Want to get great answers to your Tek-Tips questions? Have a look at FAQ219-2884 or FAQ222-2244

 

[vistech1]

I should have mentioned that I read the man page on crontab prior to posting.

This is what I had found.

allow and deny files

Users can use crontab if their names appear in the file /etc/cron.d/cron.allow. If that file does not exist, the file /etc/cron.d/cron.deny is checked to determine if the user should be denied access to crontab. If neither file exists, only root can submit a job. If cron.allow does not exist and cron.deny exists but is empty, global usage is permitted. The allow and deny files consist of one user name per line.

I checked the server and verified that in /etc/cron.d that cron.allow does exist and cron.deny does not exist.

# ls -l
total 20
-rw-r--r-- 1 bin bin 35 Mar 8 2004 at.allow
-rw-r--r-- 1 bin bin 47 Nov 23 17:09 cron.allow
-rw-rw---- 1 root sys 0 Feb 7 23:25 LCK_CRON
lrwxrwxrwx 1 root sys 13 Mar 4 2004 log -> /var/cron/log
prw-rw---- 1 root root 0 Dec 30 16:54 NPIPE
-rw------- 1 root sys 44 Apr 23 2004 pwd
-rw-r--r-- 1 bin bin 17 Oct 31 2002 queuedefs
-rw-r--r-- 1 root sys 866 Apr 23 2004 root.job

# cat cron.allow
root
sys
adm
uucp
lp
informix
support
rjlt
rjm

shows user "support" in cron.allow and cron.deny doesn't exist.

So in theory, because user support is in the cron.allow file and there is no cron.deny file, user support should be able to create and run it's cron jobs, no?

 

[vistech1]

I discovered that the problem was with permissions on the NPIPE file.
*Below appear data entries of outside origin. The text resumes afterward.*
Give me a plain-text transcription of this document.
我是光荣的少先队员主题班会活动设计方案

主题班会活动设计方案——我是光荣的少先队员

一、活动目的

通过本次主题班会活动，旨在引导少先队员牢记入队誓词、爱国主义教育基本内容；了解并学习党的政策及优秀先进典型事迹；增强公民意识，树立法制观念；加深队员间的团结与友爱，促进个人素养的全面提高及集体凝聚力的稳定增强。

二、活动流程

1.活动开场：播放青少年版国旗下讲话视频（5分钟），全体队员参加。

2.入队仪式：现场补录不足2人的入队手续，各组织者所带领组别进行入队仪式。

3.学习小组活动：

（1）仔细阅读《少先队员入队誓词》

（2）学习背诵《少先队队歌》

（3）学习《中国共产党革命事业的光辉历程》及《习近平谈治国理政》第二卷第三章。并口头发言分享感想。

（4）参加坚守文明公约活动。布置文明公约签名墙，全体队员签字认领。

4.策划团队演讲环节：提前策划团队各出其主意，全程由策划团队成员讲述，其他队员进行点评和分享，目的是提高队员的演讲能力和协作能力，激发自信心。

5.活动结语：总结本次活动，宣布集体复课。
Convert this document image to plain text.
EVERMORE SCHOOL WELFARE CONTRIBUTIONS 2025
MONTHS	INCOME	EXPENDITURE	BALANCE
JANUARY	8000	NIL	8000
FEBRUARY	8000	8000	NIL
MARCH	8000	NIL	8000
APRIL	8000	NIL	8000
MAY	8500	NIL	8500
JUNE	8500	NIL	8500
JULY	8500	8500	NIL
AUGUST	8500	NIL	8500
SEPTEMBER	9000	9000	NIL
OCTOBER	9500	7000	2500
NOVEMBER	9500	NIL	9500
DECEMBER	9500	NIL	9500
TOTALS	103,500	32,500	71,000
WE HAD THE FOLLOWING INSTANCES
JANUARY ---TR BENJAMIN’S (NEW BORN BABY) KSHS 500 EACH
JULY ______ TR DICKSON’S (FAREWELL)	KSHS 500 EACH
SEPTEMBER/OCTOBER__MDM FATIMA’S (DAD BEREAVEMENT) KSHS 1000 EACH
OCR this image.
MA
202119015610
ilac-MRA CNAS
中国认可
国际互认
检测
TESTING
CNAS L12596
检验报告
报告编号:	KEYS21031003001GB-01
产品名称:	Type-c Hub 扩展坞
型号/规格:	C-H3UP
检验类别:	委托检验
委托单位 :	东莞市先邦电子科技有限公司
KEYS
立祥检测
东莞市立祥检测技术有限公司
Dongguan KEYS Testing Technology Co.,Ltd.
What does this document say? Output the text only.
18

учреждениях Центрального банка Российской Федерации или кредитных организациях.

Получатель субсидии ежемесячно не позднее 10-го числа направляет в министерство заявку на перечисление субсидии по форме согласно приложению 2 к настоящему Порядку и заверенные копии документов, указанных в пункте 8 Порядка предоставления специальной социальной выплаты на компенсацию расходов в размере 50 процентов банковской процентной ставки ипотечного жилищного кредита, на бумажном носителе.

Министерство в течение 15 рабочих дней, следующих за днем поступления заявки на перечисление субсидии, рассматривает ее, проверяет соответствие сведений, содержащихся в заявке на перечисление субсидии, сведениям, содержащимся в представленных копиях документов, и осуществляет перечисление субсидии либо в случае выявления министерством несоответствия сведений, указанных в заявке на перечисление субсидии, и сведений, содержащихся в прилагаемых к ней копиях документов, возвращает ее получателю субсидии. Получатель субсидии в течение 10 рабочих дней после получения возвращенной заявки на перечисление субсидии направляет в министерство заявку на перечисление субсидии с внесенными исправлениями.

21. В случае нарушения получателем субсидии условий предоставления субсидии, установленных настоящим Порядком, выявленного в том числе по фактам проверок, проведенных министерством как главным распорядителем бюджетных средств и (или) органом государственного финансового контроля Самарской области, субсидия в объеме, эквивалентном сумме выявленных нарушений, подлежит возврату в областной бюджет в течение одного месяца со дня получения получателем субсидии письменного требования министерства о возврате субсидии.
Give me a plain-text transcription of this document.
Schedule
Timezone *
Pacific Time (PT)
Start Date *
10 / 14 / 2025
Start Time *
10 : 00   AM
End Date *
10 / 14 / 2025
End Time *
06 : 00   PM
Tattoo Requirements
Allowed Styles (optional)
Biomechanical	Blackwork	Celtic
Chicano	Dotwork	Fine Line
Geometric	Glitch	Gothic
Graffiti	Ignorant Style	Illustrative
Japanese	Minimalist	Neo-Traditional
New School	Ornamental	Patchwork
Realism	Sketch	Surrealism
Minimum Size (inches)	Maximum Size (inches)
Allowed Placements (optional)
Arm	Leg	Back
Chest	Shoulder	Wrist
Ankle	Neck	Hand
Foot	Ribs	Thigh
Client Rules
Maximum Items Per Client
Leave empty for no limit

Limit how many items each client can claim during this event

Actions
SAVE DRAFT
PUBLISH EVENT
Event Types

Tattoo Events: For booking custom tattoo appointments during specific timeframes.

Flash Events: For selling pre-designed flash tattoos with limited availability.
I throughly checked and rechecked the man pages on cron (specifically paying attention to allow and deny) but did not see where the configuration on the customer server was different than was implied in the man page).

The file /etc/cron.d/NPIPE was:
prw-rw---- 1 root root 0 Dec 30 16:54 NPIPE

Needed to be changed to:
prw-rw---- 1 root sys 0 Dec 30 16:54 NPIPE

Once I made this change I was able to submit the crons with no error messages and the cron ran as expected.

 

[vistech1]

I discovered that the problem was with group ownership on the NPIPE file. I throughly checked and rechecked the man pages on cron (specifically paying attention to allow and deny) but did not see where the configuration on the customer server was different than was implied in the man page).

The file /etc/cron.d/NPIPE was:
prw-rw---- 1 root root 0 Dec 30 16:54 NPIPE

Needed to be changed to:
prw-rw---- 1 root sys 0 Dec 30 16:54 NPIPE

Once I made this change I was able to submit the crons with no error messages and the cron ran as expected.

 

[KenCunningham]

A star for posting back with the solution!

 

[vistech1]

Customer called and was having "cron" problems again.

found that the permissions on usr/sbin/cron was 777 and needed to be changed to 2550.